There was a long silence, but in the end she couldn’t resist; her control was weaker than his. “Let me stay with you, then,” she blurted out. There. Her defenses, pride, all put aside. Almost immediately she wished she could have cut out her tongue.

Excruciating seconds passed. His lack of response was an insult in itself. Apollo’s closed expression hid any clue to the impulses of his mind, and if he wavered for a moment, he quickly firmed his resolve. At last he said with a small sigh, “I can’t.”

Ignored by a husband and now rejected by a lover. It was worse than Kitty expected, although she had cautioned herself often enough about the “lasting affections” of men like Apollo. The resulting humiliation was more painful than she thought possible. Don’t cry, she cautioned herself inwardly, Don’t … you … dare … cry! And only a long, drawn-out breath gave indication of her tremendous effort to overcome the most terrible urge to weep.

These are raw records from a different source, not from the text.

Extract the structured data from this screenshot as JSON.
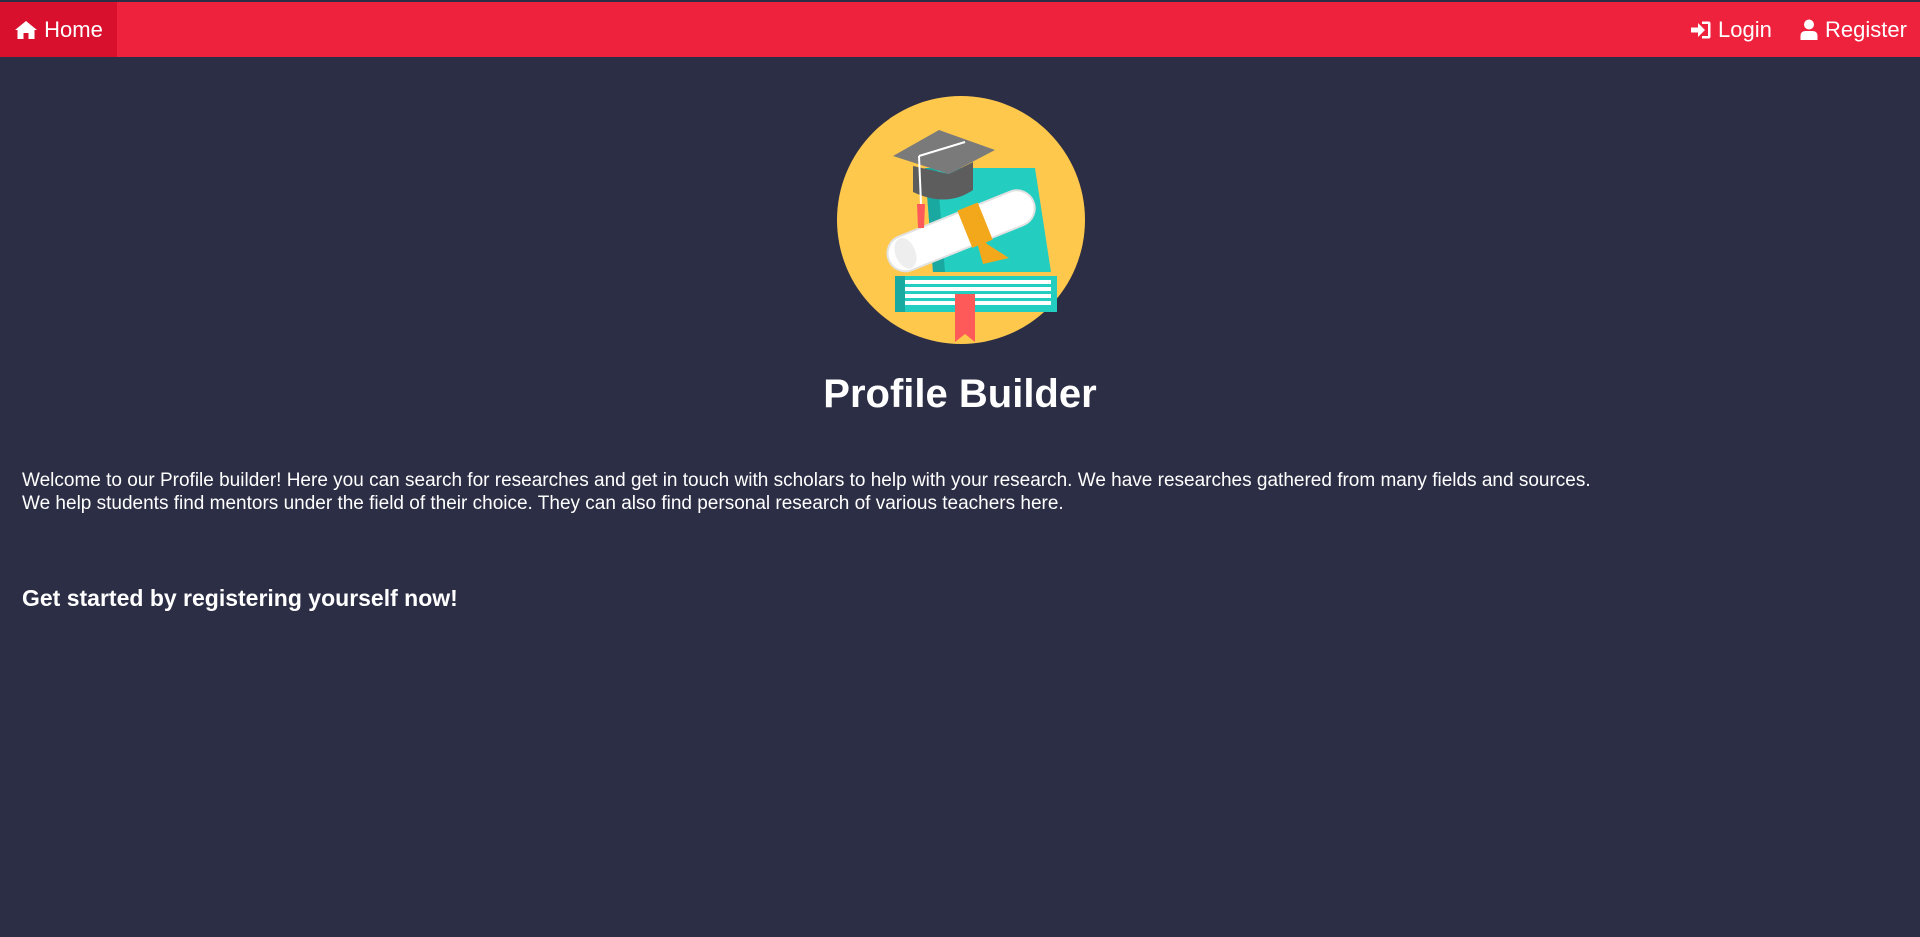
{
  "nav": {
    "home_label": "Home",
    "home_icon": "home-icon",
    "login_label": "Login",
    "login_icon": "sign-in-icon",
    "register_label": "Register",
    "register_icon": "user-icon"
  },
  "hero": {
    "logo_icon": "graduation-books-diploma-logo",
    "title": "Profile Builder"
  },
  "intro": {
    "line1": "Welcome to our Profile builder! Here you can search for researches and get in touch with scholars to help with your research. We have researches gathered from many fields and sources.",
    "line2": "We help students find mentors under the field of their choice. They can also find personal research of various teachers here."
  },
  "cta": {
    "text": "Get started by registering yourself now!"
  },
  "colors": {
    "navbar": "#ef223e",
    "nav_active": "#d8102e",
    "background": "#2c2e45",
    "text": "#ffffff",
    "logo_circle": "#fec84d",
    "book_teal": "#23cec1",
    "cap_gray": "#6f6f6f"
  }
}
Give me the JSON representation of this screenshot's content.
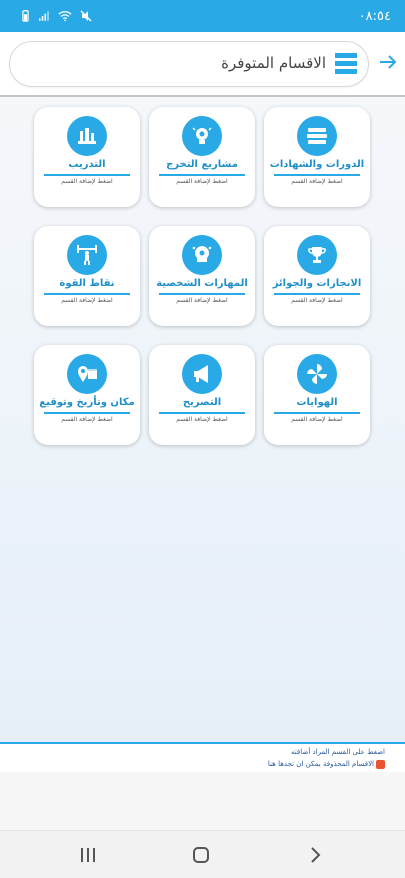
{
  "status_bar": {
    "time": "٠٨:٥٤",
    "icons": [
      "battery-icon",
      "signal-icon",
      "wifi-icon",
      "mute-icon"
    ],
    "background": "#29a9e6"
  },
  "header": {
    "title": "الاقسام المتوفرة",
    "menu_icon": "menu-icon",
    "back_icon": "arrow-right-icon"
  },
  "accent_color": "#29a9e6",
  "cards": [
    {
      "title": "الدورات والشهادات",
      "subtitle": "اضغط لإضافة القسم",
      "icon": "books-icon"
    },
    {
      "title": "مشاريع التخرج",
      "subtitle": "اضغط لإضافة القسم",
      "icon": "idea-gears-icon"
    },
    {
      "title": "التدريب",
      "subtitle": "اضغط لإضافة القسم",
      "icon": "lab-tools-icon"
    },
    {
      "title": "الانجازات والجوائز",
      "subtitle": "اضغط لإضافة القسم",
      "icon": "trophy-icon"
    },
    {
      "title": "المهارات الشخصية",
      "subtitle": "اضغط لإضافة القسم",
      "icon": "skills-head-icon"
    },
    {
      "title": "نقاط القوة",
      "subtitle": "اضغط لإضافة القسم",
      "icon": "weightlifter-icon"
    },
    {
      "title": "الهوايات",
      "subtitle": "اضغط لإضافة القسم",
      "icon": "pinwheel-icon"
    },
    {
      "title": "التصريح",
      "subtitle": "اضغط لإضافة القسم",
      "icon": "megaphone-icon"
    },
    {
      "title": "مكان وتأريخ وتوقيع",
      "subtitle": "اضغط لإضافة القسم",
      "icon": "calendar-location-icon"
    }
  ],
  "info": {
    "line1": "اضغط على القسم المراد أضافته",
    "line2": "الاقسام المحذوفة يمكن ان تجدها هنا"
  },
  "nav": {
    "recent_icon": "recent-apps-icon",
    "home_icon": "home-icon",
    "back_icon": "back-chevron-icon"
  }
}
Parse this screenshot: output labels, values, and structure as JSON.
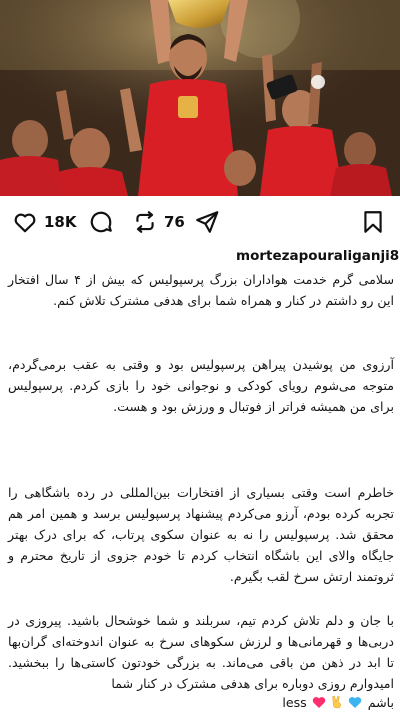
{
  "post": {
    "image": {
      "description_icon": "celebration-photo",
      "colors": {
        "jersey": "#d81f26",
        "trophy": "#d9b24a"
      }
    },
    "actions": {
      "like_icon": "heart-icon",
      "like_count": "18K",
      "comment_icon": "comment-icon",
      "repost_icon": "repost-icon",
      "repost_count": "76",
      "share_icon": "send-icon",
      "save_icon": "bookmark-icon"
    },
    "username": "mortezapouraliganji88 .",
    "caption": {
      "paragraph_1": "سلامی گرم خدمت هواداران بزرگ پرسپولیس که بیش از ۴ سال افتخار این رو داشتم در کنار و همراه شما برای هدفی مشترک تلاش کنم.",
      "paragraph_2": "آرزوی من پوشیدن پیراهن پرسپولیس بود و وقتی به عقب برمی‌گردم، متوجه می‌شوم رویای کودکی و نوجوانی خود را بازی کردم. پرسپولیس برای من همیشه فراتر از فوتبال و ورزش بود و هست.",
      "paragraph_3": "خاطرم است وقتی بسیاری از افتخارات بین‌المللی در رده باشگاهی را تجربه کرده بودم، آرزو می‌کردم پیشنهاد پرسپولیس برسد و همین امر هم محقق شد. پرسپولیس را نه به عنوان سکوی پرتاب، که برای درک بهتر جایگاه والای این باشگاه انتخاب کردم تا خودم جزوی از تاریخ محترم و ثروتمند ارتش سرخ لقب بگیرم.",
      "paragraph_4": "با جان و دلم تلاش کردم تیم، سربلند و شما خوشحال باشید. پیروزی در دربی‌ها و قهرمانی‌ها و لرزش سکوهای سرخ به عنوان اندوخته‌ای گران‌بها تا ابد در ذهن من باقی می‌ماند. به بزرگی خودتون کاستی‌ها را ببخشید. امیدوارم روزی دوباره برای هدفی مشترک در کنار شما",
      "closing_word": "باشم",
      "closing_emojis": [
        "heart-red-icon",
        "victory-hand-icon",
        "heart-blue-icon"
      ],
      "tail": "less"
    }
  }
}
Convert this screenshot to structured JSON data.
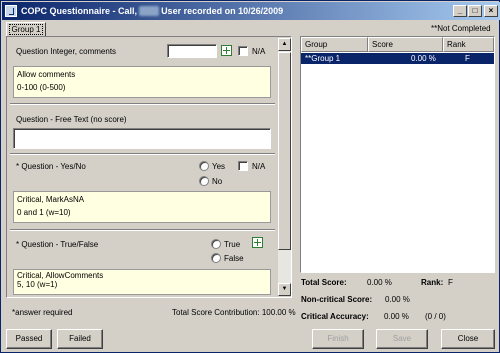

Any inclination she’d had to disclose Apollo’s imminent fatherhood was effectively crushed by that short, curt, “I can’t.”

“Well, off to Novorossiisk, it seems,” she said with brittle élan, curtailing the conversation by rising from the ground and moving toward her horse. Apollo uncurled without comment to let her pass. “Have we rested long enough?” she asked casually, adjusting the girth on her saddle.

“Long enough,” Apollo replied, grasping her around the waist and lifting her into the saddle. Adjusting Kitty’s booted feet into the wooden stirrups, he said, “We’ll be in Novorossiisk tomorrow morning.”

Kitty swayed slightly atop her mount. Tomorrow morning was long hours away.

Catching the bridle, Apollo reached out a hand to steady her. “Are you all right?” he asked, seeing her face pale visibly. Suddenly she looked very small, despite the long fur coat and high peaked hat.

No, I’m not, Kitty thought, staring at him. I’m cold. I’m tired. I’m hungry. Every bone and muscle in my body aches from the last seven hours of riding. My husband has left me. My lover doesn’t want me. My mind and body are soiled from tortured weeks with General Beriozov. My nerves are shattered, my hopes are crushed. I’m carrying my lover’s child and am about to be put on a boat for Constantinople to make a life for myself in a new land, alone.

Fortunately the years after her parents’ deaths and the years of her joyless marriage had fortified her defenses; she had also found the strength to survive General Beriozov. The future required she garner the necessary strength once again. She had
done it before, she could do it again. She must; there was no other way.